Back to the Future: despite his glass always being half-empty or even cracked and leaking, Ken Kessler finds reasons to be cheerful.
Unlike my ever-optimistic colleague and friend Mikey Fremer, who is convinced that every under-thirty-something craves a high-end turntable, a moving-coil cartridge and a record library exceeding five figures, I despair for the future of hi-fi. Whatever created the perfect storm that completely devalued what we call hi-fi or specialty audio or “the high end” – and I take those to mean systems made up of separates which deliver the best sound possible at the price – the massed forces of stupidity and the champions of lowering standards have succeeded in decimating the hi-fi marketplace. Or is the disappearance of a hi-fi store in every town just my imagination?
These destructive forces are legion: online shopping and the death of brick-and-mortar retail; recent reports of the closure of entire shopping malls in the US – not just individual shops; the inexorable rise of low-fi/all-in-one systems for under $500 with wireless sound throughout the house; streaming and the devaluing of music itself; Steve Jobs’ infamous declaration that hi-fi was dead when he launched a never-to-succeed Apple stereo system; the proliferation of earbuds over decent headphones, let alone speakers; lower educational standards; the decline of quality popular music; ad nauseam.
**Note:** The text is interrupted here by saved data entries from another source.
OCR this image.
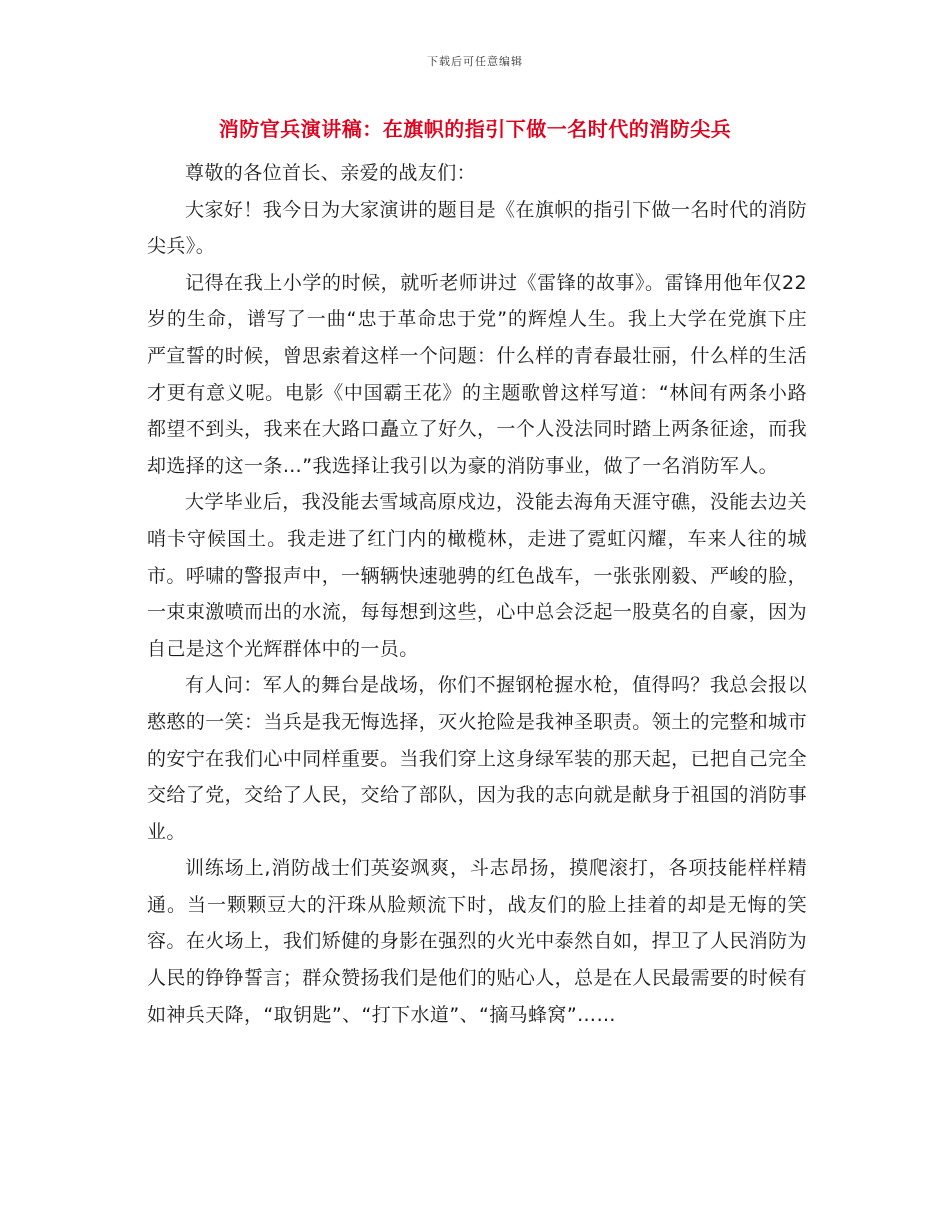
下载后可任意编辑
消防官兵演讲稿：在旗帜的指引下做一名时代的消防尖兵

尊敬的各位首长、亲爱的战友们：

大家好！我今日为大家演讲的题目是《在旗帜的指引下做一名时代的消防尖兵》。

记得在我上小学的时候，就听老师讲过《雷锋的故事》。雷锋用他年仅22岁的生命，谱写了一曲“忠于革命忠于党”的辉煌人生。我上大学在党旗下庄严宣誓的时候，曾思索着这样一个问题：什么样的青春最壮丽，什么样的生活才更有意义呢。电影《中国霸王花》的主题歌曾这样写道：“林间有两条小路都望不到头，我来在大路口矗立了好久，一个人没法同时踏上两条征途，而我却选择的这一条…”我选择让我引以为豪的消防事业，做了一名消防军人。

大学毕业后，我没能去雪域高原戍边，没能去海角天涯守礁，没能去边关哨卡守候国土。我走进了红门内的橄榄林，走进了霓虹闪耀，车来人往的城市。呼啸的警报声中，一辆辆快速驰骋的红色战车，一张张刚毅、严峻的脸，一束束激喷而出的水流，每每想到这些，心中总会泛起一股莫名的自豪，因为自己是这个光辉群体中的一员。

有人问：军人的舞台是战场，你们不握钢枪握水枪，值得吗？我总会报以憨憨的一笑：当兵是我无悔选择，灭火抢险是我神圣职责。领土的完整和城市的安宁在我们心中同样重要。当我们穿上这身绿军装的那天起，已把自己完全交给了党，交给了人民，交给了部队，因为我的志向就是献身于祖国的消防事业。

训练场上,消防战士们英姿飒爽，斗志昂扬，摸爬滚打，各项技能样样精通。当一颗颗豆大的汗珠从脸颊流下时，战友们的脸上挂着的却是无悔的笑容。在火场上，我们矫健的身影在强烈的火光中泰然自如，捍卫了人民消防为人民的铮铮誓言；群众赞扬我们是他们的贴心人，总是在人民最需要的时候有如神兵天降，“取钥匙”、“打下水道”、“摘马蜂窝”……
There are more causes for hi-fi’s possible demise, but I am already too depressed to list them as I write this column on a gloomy Monday morning. As for the specific role of the internet in destroying the appreciation of or demand for both quality music and high-fidelity playback? Those are future topics for a sociologist’s or musicologist’s PhD. The effects of the destructive forces are now permanent, despite the revival of vinyl. But as much as I detest social media for all the right reasons, especially as so much of it has turned into an un-policed, shameful free-for-all for hatred – it is surely Goebbels’s dream come true – I admit to a few glimmers of hope via Instagram.
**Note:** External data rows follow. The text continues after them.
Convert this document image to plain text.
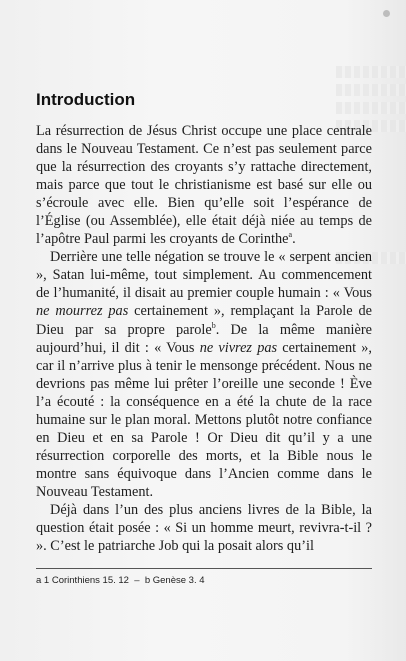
Introduction

La résurrection de Jésus Christ occupe une place centrale dans le Nouveau Testament. Ce n’est pas seulement parce que la résurrection des croyants s’y rattache directement, mais parce que tout le christianisme est basé sur elle ou s’écroule avec elle. Bien qu’elle soit l’espérance de l’Église (ou Assemblée), elle était déjà niée au temps de l’apôtre Paul parmi les croyants de Corinthe$^a$.

Derrière une telle négation se trouve le « serpent ancien », Satan lui-même, tout simplement. Au commencement de l’humanité, il disait au premier couple humain : « Vous ne mourrez pas certainement », remplaçant la Parole de Dieu par sa propre parole$^b$. De la même manière aujourd’hui, il dit : « Vous ne vivrez pas certainement », car il n’arrive plus à tenir le mensonge précédent. Nous ne devrions pas même lui prêter l’oreille une seconde ! Ève l’a écouté : la conséquence en a été la chute de la race humaine sur le plan moral. Mettons plutôt notre confiance en Dieu et en sa Parole ! Or Dieu dit qu’il y a une résurrection corporelle des morts, et la Bible nous le montre sans équivoque dans l’Ancien comme dans le Nouveau Testament.

Déjà dans l’un des plus anciens livres de la Bible, la question était posée : « Si un homme meurt, revivra-t-il ? ». C’est le patriarche Job qui la posait alors qu’il

a 1 Corinthiens 15. 12  –  b Genèse 3. 4
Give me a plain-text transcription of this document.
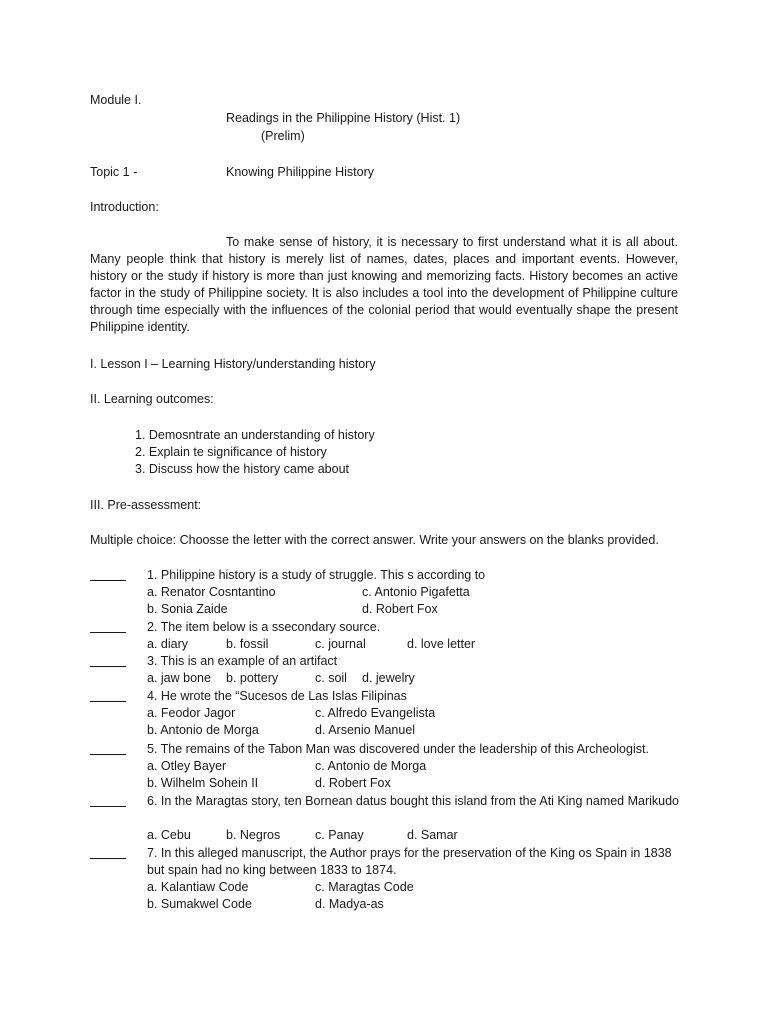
Module I.
Readings in the Philippine History (Hist. 1)
(Prelim)
Topic 1 -	Knowing Philippine History
Introduction:
To make sense of history, it is necessary to first understand what it is all about. Many people think that history is merely list of names, dates, places and important events. However, history or the study if history is more than just knowing and memorizing facts. History becomes an active factor in the study of Philippine society. It is also includes a tool into the development of Philippine culture through time especially with the influences of the colonial period that would eventually shape the present Philippine identity.
I. Lesson I – Learning History/understanding history
II. Learning outcomes:
1. Demosntrate an understanding of history
2. Explain te significance of history
3. Discuss how the history came about
III. Pre-assessment:
Multiple choice: Choosse the letter with the correct answer. Write your answers on the blanks provided.
1. Philippine history is a study of struggle. This s according to
a. Renator Cosntantino	c. Antonio Pigafetta
b. Sonia Zaide	d. Robert Fox
2. The item below is a ssecondary source.
a. diary	b. fossil	c. journal	d. love letter
3. This is an example of an artifact
a. jaw bone b. pottery	c. soil d. jewelry
4. He wrote the “Sucesos de Las Islas Filipinas
a. Feodor Jagor	c. Alfredo Evangelista
b. Antonio de Morga	d. Arsenio Manuel
5. The remains of the Tabon Man was discovered under the leadership of this Archeologist.
a. Otley Bayer	c. Antonio de Morga
b. Wilhelm Sohein II	d. Robert Fox
6. In the Maragtas story, ten Bornean datus bought this island from the Ati King named Marikudo
a. Cebu	b. Negros	c. Panay	d. Samar
7. In this alleged manuscript, the Author prays for the preservation of the King os Spain in 1838 but spain had no king between 1833 to 1874.
a. Kalantiaw Code	c. Maragtas Code
b. Sumakwel Code	d. Madya-as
They arrived in the form of two twenty-something Instagrammers who – joy of joys! – use open-reel tape. One came to my attention via the usual algorithms while the other was a follow-up in reading his Instagram pages after meeting the individual face-to-face at the Tonbridge AudioJumble (see my article in Issue 173). Dealing with the latter first, HiFi David arrived at my table with his dad, and he would ultimately clean me out of 10-inch spools and tapes.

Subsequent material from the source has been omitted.